In the straight line method, depreciation charge is calculated on the basis of equal amounts of value being depreciated each year of the fixed asset’s useful life. The straight line depreciation equation is:

D = (C- R)/ N

Where D = depreciation

C = original cost of the fixed asset

R = the fixed asset’s residual value

N = the number of years of the fixed asset’s useful economic life.

Thus a fixed asset that costs $17,000, has a useful economic life of five years and can be sold at the end of those five years for a residual value of $2,000 provides $3,000 in depreciation for each of the five years of its useful life. The equation reads ($17,000 – $2,000) / 5 years = $3,000 each year.

The declining balance method of depreciating fixed assets often is referred to as the double declining balance method. It allows the business to take a double depreciation charge in the first year. The book value of the asset then is reduced by the amount of the depreciation charge. That resulting book value is subject to the same double percentage the following year and each year of the fixed asset’s useful life.
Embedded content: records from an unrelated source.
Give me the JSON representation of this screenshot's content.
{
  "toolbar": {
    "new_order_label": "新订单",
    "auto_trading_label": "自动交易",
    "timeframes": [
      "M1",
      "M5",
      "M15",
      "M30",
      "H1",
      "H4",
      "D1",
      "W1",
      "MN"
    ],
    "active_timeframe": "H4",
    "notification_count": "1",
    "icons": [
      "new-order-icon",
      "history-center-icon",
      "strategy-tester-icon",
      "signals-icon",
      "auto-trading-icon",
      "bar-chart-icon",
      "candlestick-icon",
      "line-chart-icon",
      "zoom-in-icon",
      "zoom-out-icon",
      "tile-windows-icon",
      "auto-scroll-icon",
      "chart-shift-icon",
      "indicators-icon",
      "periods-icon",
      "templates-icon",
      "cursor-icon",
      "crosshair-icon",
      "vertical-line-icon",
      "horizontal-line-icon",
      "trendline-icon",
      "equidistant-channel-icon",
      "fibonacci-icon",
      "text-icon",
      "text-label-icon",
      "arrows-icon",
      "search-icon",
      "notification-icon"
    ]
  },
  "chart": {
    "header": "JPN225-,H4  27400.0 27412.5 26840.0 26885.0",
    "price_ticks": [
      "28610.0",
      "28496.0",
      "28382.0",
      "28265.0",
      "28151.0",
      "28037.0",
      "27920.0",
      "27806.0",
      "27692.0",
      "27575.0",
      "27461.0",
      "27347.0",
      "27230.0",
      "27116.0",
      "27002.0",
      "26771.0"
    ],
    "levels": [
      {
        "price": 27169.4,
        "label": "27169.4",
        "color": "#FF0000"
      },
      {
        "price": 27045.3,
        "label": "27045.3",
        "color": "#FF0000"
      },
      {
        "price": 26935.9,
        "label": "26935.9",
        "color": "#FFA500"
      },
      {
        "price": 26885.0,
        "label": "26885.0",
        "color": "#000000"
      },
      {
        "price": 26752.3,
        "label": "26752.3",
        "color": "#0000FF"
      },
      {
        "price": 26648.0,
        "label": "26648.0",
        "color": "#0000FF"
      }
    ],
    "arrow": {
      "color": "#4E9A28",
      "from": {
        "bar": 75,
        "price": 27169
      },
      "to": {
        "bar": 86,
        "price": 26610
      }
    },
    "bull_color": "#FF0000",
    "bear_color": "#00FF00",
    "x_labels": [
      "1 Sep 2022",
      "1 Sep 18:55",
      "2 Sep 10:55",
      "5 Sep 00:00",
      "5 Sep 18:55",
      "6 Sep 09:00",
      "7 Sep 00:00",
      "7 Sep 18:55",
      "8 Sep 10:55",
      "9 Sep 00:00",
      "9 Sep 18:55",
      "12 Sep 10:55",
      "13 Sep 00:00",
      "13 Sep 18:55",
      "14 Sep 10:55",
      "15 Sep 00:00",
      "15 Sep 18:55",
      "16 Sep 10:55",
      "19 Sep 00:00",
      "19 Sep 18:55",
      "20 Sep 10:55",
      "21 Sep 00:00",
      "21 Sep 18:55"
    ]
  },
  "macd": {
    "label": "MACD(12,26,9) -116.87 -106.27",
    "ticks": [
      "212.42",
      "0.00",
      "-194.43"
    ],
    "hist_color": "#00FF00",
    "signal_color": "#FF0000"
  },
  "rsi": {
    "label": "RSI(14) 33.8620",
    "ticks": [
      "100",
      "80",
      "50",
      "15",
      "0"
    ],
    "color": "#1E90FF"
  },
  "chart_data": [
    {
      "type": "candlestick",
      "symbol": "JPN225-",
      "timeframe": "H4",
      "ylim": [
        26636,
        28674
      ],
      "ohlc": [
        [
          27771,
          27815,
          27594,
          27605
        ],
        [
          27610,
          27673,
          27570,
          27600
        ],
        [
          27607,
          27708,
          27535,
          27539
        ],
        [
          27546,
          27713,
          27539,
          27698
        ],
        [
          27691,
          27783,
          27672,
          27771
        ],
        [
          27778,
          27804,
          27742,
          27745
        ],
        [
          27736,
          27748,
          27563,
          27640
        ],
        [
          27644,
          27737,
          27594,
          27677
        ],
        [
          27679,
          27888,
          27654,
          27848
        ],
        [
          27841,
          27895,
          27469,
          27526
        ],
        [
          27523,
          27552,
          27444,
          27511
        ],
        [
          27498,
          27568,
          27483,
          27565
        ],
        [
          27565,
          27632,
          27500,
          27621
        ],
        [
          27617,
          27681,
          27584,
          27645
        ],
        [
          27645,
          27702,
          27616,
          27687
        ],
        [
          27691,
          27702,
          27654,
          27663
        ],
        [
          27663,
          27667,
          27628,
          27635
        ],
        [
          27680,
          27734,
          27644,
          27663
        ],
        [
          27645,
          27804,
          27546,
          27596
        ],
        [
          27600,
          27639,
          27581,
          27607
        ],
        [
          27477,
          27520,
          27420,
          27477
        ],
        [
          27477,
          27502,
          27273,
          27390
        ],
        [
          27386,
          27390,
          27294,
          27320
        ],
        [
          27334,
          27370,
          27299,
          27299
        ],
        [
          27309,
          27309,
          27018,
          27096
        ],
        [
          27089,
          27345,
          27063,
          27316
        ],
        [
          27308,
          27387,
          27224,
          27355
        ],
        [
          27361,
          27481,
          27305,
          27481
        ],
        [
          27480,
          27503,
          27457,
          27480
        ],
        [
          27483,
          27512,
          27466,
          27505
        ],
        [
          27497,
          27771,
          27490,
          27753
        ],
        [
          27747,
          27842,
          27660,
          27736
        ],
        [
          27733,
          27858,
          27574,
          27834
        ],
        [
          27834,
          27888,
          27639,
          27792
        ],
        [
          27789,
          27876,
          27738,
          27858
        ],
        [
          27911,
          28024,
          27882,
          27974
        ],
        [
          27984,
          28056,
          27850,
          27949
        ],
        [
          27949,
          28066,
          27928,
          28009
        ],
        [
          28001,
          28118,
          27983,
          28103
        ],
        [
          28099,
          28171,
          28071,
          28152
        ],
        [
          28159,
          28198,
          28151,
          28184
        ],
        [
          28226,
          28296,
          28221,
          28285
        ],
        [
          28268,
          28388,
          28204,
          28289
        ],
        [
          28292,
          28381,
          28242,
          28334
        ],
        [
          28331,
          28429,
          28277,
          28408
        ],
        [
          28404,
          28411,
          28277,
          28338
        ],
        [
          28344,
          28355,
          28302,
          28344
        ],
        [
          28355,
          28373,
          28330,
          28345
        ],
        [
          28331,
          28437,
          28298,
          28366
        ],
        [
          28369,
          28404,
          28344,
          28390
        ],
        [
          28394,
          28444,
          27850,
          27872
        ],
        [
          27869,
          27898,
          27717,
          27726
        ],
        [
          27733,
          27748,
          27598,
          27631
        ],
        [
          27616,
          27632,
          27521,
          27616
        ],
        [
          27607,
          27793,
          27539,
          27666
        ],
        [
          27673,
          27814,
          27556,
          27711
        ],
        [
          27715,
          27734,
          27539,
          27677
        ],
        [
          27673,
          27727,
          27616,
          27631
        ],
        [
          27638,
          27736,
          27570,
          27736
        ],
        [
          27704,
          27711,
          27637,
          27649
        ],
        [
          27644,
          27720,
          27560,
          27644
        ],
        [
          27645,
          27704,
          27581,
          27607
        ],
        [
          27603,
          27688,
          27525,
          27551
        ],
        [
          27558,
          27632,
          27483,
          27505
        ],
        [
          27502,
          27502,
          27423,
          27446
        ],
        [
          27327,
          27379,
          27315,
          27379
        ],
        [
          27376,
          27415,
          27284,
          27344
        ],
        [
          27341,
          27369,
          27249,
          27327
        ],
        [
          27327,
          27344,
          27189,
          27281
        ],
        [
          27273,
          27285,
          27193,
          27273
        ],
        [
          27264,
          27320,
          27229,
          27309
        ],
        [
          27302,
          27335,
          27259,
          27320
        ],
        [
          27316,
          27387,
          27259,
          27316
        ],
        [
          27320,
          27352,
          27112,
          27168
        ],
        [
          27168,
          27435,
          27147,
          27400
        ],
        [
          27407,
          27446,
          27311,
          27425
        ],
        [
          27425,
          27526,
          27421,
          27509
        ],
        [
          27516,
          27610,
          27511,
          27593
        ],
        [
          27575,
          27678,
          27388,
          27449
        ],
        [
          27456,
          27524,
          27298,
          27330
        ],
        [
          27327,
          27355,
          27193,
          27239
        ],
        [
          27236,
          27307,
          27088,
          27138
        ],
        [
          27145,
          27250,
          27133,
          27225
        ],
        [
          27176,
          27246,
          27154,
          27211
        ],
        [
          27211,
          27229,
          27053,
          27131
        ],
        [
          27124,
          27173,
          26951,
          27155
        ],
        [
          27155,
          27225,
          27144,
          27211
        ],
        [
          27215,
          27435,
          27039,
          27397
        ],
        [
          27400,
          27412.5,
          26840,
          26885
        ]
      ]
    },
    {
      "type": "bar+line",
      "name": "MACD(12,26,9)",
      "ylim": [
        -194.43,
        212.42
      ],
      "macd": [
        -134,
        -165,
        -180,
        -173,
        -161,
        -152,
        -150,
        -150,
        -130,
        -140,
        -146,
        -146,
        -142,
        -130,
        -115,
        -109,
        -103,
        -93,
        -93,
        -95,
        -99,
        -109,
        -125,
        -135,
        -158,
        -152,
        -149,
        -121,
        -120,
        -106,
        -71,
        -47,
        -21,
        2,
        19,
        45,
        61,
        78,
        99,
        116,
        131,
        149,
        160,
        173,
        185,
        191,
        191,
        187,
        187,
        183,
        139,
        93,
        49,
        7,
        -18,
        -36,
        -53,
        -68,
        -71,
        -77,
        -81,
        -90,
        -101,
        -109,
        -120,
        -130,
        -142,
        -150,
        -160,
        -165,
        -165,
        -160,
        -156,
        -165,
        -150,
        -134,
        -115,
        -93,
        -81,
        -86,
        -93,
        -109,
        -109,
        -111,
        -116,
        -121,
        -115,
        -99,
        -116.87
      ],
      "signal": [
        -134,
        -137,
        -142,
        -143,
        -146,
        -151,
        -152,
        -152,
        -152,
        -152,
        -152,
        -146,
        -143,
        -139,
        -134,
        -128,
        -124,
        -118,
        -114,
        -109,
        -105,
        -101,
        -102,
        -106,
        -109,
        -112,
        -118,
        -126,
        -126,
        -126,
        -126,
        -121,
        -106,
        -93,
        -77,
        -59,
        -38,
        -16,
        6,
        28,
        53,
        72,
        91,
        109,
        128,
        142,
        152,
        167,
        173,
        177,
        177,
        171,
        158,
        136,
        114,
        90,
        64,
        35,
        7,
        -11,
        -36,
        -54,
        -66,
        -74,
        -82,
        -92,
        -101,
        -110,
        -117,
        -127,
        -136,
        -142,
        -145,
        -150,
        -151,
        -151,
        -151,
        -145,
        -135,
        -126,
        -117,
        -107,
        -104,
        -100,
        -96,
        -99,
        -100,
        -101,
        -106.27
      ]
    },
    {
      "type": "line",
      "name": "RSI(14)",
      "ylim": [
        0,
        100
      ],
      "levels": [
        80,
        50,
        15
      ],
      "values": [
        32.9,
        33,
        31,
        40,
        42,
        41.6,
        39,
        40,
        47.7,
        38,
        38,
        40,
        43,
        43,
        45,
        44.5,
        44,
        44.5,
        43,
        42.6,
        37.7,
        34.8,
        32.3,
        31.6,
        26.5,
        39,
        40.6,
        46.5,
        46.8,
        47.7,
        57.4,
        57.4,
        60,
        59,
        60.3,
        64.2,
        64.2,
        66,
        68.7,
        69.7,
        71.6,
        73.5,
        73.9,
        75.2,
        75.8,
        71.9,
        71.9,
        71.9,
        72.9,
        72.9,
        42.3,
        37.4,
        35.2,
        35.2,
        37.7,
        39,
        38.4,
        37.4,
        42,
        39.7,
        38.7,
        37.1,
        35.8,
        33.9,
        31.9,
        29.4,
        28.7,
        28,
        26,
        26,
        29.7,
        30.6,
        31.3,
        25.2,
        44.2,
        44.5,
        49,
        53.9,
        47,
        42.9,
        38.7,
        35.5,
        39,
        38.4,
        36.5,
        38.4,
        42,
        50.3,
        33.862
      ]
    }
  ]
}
The total amount allowed in depreciation is the same with both methods. The primary difference is that the declining balance method allows the business to take the greatest depreciation charge in the first year of the asset’s use. The straight line method is simpler, but may not always yield any first year advantages for the organization. Whichever method the organization chooses to use to depreciate fixed assets, that method should be used for the entire terms of the fixed asset’s useful life.